China's airlines will add 1,960 new planes to serve domestic markets including Hong Kong and Macao. Nearly 440 new planes will be added by China's airlines to provide international services.
""Regional jets and single-aisle aircraft will account for 87 per cent of the planes delivered to serve the domestic market. More than 560 intermediate-size, twin-aisle planes will be delivered to serve both domestic and international markets.""
By 2022, Chinese carriers will be flying more than 2,850 passenger and cargo planes, making China's fleet the largest outside of the United States. In fact, China's commercial jet fleet will quadruple in size over the next 20 years.

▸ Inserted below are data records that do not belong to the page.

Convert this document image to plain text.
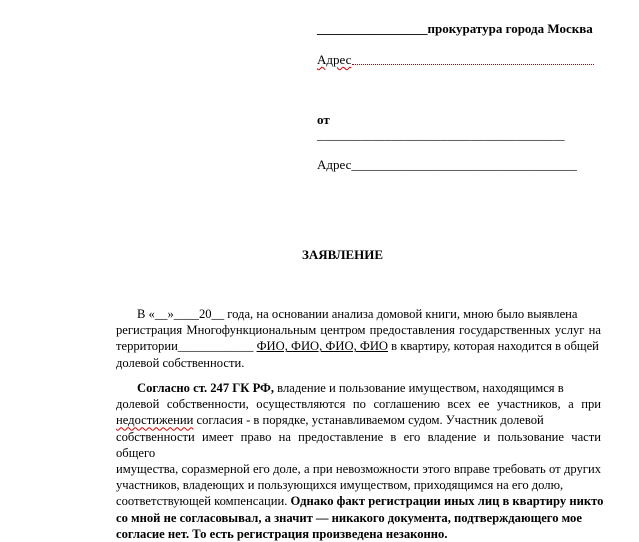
_________________прокуратура города Москва
Адрес
от
________________________________________
Адрес_____________________________________
ЗАЯВЛЕНИЕ
В «__»____20__ года, на основании анализа домовой книги, мною было выявлена
регистрация Многофункциональным центром предоставления государственных услуг на
территории____________ ФИО, ФИО, ФИО, ФИО в квартиру, которая находится в общей
долевой собственности.
Согласно ст. 247 ГК РФ, владение и пользование имуществом, находящимся в
долевой собственности, осуществляются по соглашению всех ее участников, а при
недостижении согласия - в порядке, устанавливаемом судом. Участник долевой
собственности имеет право на предоставление в его владение и пользование части общего
имущества, соразмерной его доле, а при невозможности этого вправе требовать от других
участников, владеющих и пользующихся имуществом, приходящимся на его долю,
соответствующей компенсации. Однако факт регистрации иных лиц в квартиру никто
со мной не согласовывал, а значит — никакого документа, подтверждающего мое
согласие нет. То есть регистрация произведена незаконно.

In 2022, single-aisle airplanes will remain as the core of China's fleet, representing nearly two-thirds of the total. Ten per cent of the units in the 2022 fleet will be small and intermediate-size regional jets. Another 22 per cent will be intermediate-size, twin-aisle aircraft, and only 4 per cent will be 747-size and larger.
The need for new planes is required to support a 7.1-per-cent annual increase in air travel in China from 2003 to 2022, compared to the world average of 5.1 per cent.
"China is one of the fastest growing markets in the world for commercial aviation," said Randy Baseler, vice-president of marketing for Boeing Commercial Airplanes.
"China's 20-year gross domestic product (GDP) forecast is 6.2 per cent - the highest in the world - and Boeing projects that domestic air travel growth will outpace the GDP growth over the next two decades."
The Boeing forecast estimates the world fleet will more than double by 2022 to a total fleet size of 34,000 airplanes.
In the same forecast period, 5,890 planes will be retired from active commercial service and replaced.
During the next 20 years, airlines will take delivery of more than 24,000 airplanes worth US$1.9 trillion in 2002.